Essoufflées par la pandémie, inquiètes de l’inflation et de l’incertitude économique, les entreprises canadiennes n’ont jamais été aussi peu nombreuses à prévoir des investissements technologiques.

Le Portrait des TI 2023 dressé par le groupe Novipro qui sera rendu public ce lundi montre également un retard québécois en matière de transition vers l’intelligence artificielle, notamment expliqué par la pénurie de ressources.

76 %

Quand on demande aux responsables d’entreprise s’ils prévoient des investissements technologiques dans les deux prochaines années, environ les trois quarts répondent par l’affirmative.
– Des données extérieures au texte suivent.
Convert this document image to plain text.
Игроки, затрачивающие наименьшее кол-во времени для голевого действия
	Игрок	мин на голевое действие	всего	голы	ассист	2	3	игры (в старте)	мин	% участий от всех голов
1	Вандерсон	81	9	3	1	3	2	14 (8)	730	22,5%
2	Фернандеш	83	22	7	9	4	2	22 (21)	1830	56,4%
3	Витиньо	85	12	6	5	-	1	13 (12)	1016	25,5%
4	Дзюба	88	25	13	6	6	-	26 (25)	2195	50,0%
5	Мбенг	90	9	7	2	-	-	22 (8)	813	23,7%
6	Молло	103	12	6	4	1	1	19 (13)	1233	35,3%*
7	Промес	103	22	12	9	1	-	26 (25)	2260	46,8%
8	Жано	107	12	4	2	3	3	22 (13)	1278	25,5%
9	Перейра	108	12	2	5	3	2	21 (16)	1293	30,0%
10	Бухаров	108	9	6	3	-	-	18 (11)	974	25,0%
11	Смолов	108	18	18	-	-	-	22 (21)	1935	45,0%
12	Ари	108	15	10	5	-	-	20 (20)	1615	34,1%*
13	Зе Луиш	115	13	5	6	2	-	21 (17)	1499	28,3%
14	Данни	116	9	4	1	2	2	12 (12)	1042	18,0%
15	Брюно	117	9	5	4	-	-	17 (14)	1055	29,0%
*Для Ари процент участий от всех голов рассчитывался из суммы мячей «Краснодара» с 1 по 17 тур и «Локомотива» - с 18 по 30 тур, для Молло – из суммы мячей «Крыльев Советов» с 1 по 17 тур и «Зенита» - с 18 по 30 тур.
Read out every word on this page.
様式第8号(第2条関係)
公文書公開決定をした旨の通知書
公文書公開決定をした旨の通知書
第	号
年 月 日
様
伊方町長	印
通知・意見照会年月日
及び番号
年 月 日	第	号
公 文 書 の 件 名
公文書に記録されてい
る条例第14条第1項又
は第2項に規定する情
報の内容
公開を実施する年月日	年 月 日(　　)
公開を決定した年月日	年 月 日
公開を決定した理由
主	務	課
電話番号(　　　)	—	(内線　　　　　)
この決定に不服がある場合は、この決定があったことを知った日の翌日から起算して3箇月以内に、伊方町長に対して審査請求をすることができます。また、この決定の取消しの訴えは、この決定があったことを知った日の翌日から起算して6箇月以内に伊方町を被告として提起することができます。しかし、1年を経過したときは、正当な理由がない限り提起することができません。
Ils étaient 92 % à le faire en 2019. Ce 7Portrait des TI provient d’un sondage Léger mené auprès de 435 décideurs en mars dernier.

« Mon explication, c’est que les entreprises font plus attention à leurs sous, sont plus prudentes dans leurs investissements, analyse Martin Pelletier, chef de la stratégie chez Novipro, une firme montréalaise de service-conseil en technologie fondée en 1993. Avec la pénurie de main-d’œuvre, certains projets sont ralentis. »

La crainte de récession et l’inflation sont les raisons les plus souvent évoquées pour justifier une pause des investissements technologiques, citées respectivement par 41 % et 40 % des entreprises.

Pratiquement tous les secteurs d’investissement sont en chute libre depuis 2017, note-t-on.

Rendez-vous manqué

Autre grande perdante du contexte économique, l’intelligence artificielle ne semble plus avoir la cote. Seulement 13 % des entreprises prévoient y investir dans les deux prochaines années, contre 36 % en 2019, ce que les analystes de Novipro qualifient de « rendez-vous manqué ».

« Elles sous-estiment l’évolution fulgurante à venir de cette technologie et l’impact qu’elle aura sur leur croissance », déclare par communiqué David Chamandy, PDG de Novipro.

Le Québec, où 45 % des entreprises affirment avoir obtenu des résultats positifs après avoir implanté des solutions d’IA et d’analyse avancée, accuse par ailleurs un retard significatif sur l’Ontario, où elles sont 63 % à faire ce constat.

Le Québec a plus de difficulté. Est-ce un problème de langage ? On a un bassin plus restreint ; en Ontario, ils peuvent engager jusqu’à Vancouver. On n’a pas de conclusion évidente, on constate.

Martin Pelletier, chef de la stratégie chez Novipro

Accepter de payer

Après les investissements d’urgence pendant la pandémie pour faciliter entre autres le télétravail, on note par ailleurs un certain essoufflement pour les investissements en cybersécurité. « Il y a une baisse en formation, en mise à niveau des équipements », résume M. Pelletier. Si 74 % des entreprises ont offert une formation en sécurité à leurs employés en 2019, elles ne sont plus que 59 % en 2022.

En tout, 22 % des entreprises affirment avoir été victimes d’une cyberattaque, une statistique dans la bonne moyenne des dernières années. Pour une entreprise sur quatre, les coûts des menaces informatiques sont de plus de 500 000 $, et 43 % des répondants affirment détenir une cyberassurance. Ce qui suscite l’inquiétude chez Novipro, c’est que plus de la moitié d’entre elles, 57 % plus précisément, ont accepté de payer la rançon exigée par les cybercriminels.

« C’est une statistique que je trouve très bizarre, reconnaît M. Pelletier. Si tu es obligé de payer, c’est que tu n’étais pas prêt pour protéger tes données ; 57 % qui paient, c’est beaucoup. »

Une illustration de cette méconnaissance des risques : seulement 58 % des entreprises exigent que les employés utilisent à distance un réseau privé virtuel sécurisé. Seulement 33 % empêchent leurs employés de télécharger des applications sur leurs ordinateurs.

« Beaucoup de gens vont considérer que c’est contraignant, mais non, c’est purement de la sécurité, martèle M. Pelletier. Tes deux exigences préliminaires les plus importantes, c’est de sensibiliser les gens et d’assurer une bonne hygiène informatique, avec des mises à niveau et les bonnes versions sécurisées. »

Dans une version précédente, nous mentionnions que « 45 % des entreprises affirment avoir implanté des solutions d’IA et d’analyse avancée » ; il s’agit en fait de la proportion ayant affirmé avoir obtenu des résultats positifs avec cette implantation. De même, nous écrivions que « le coût moyen de la menace a été établi à 500 000 $ ». En fait, pour une entreprise sur quatre, les coûts des menaces informatiques sont de « plus de 500 000 $ ».